20 Sep 2019

Are Kiwi slices getting out of control?

From Afternoons, 1:34 pm on 20 September 2019

If you're a fan of old New Zealand cookbooks, you might have noticed a gradual shift in our baking through the years...

"We're being supersized," culinary anthropologist Helen Leach tells Jesse Mulligan.

Ginger slice with tea.

Photo: 123RF

Helen Leach spoke about oversized portions and changing ingredients at a recent food symposium in which nutrition expert Jim Mann called for government action on unhealthy food ads aimed at children.

As the proud owner of around 2,300 New Zealand cookbooks, Helen has noticed a popular recipe that once made 24 slices may now make just 12 – with exactly the same ingredients.

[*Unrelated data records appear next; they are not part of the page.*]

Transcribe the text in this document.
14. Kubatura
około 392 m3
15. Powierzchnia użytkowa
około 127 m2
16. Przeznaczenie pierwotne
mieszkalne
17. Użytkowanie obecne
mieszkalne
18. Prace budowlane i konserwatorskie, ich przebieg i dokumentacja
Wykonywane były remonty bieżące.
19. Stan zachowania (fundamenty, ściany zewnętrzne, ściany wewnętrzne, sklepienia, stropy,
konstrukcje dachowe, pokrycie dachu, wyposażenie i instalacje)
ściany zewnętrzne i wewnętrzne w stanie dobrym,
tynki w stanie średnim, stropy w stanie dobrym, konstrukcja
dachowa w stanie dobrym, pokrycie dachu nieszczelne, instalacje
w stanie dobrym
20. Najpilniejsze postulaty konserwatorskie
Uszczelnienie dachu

She believes classic recipes – such as Ginger Crunch – should have to conform to (i.e. makes the same number of slices or suggested portions as) yielding the same portion size as it did when originally published.

The Ginger Crunch icing recipe is often doubled, tripled and even quadrupled these days, she says.

"It's not the norm… in the old days it was a very thin layer of just a few millimetres and the underneath part was crunchy."

Not only is our baking bigger these days, there's a process of 'enrichment' going on, Helen says.

For nearly a century, Louise Cake was made with descending amounts of flour, sugar and butter until that tradition was dropped abruptly in 2000, she says.

"People stopped those proportions, they stopped citing them. Their recipes had equal portions or even more sugar than flour."

Part of this enrichment process began in the lean years of the Depression when the people who could actually afford butter and sugar found a surplus available to them, Helen says.

"People who still had income benefited from the collapse of the price of sugar and butter. Suddenly there was all this butter around that had never been this cheap before and wouldn't be again so they rushed and … changed recipes and made the most of our butter, and they did the same with sugar."

The Scottish folk who baked the very first scones in the 1830s would be unimpressed with some of the scone recipes flying around these days, Helen says.

"I think the original Scottish makers of the scone would find it absolutely astonishing that you could make a scone from cream and soft drink with the flour."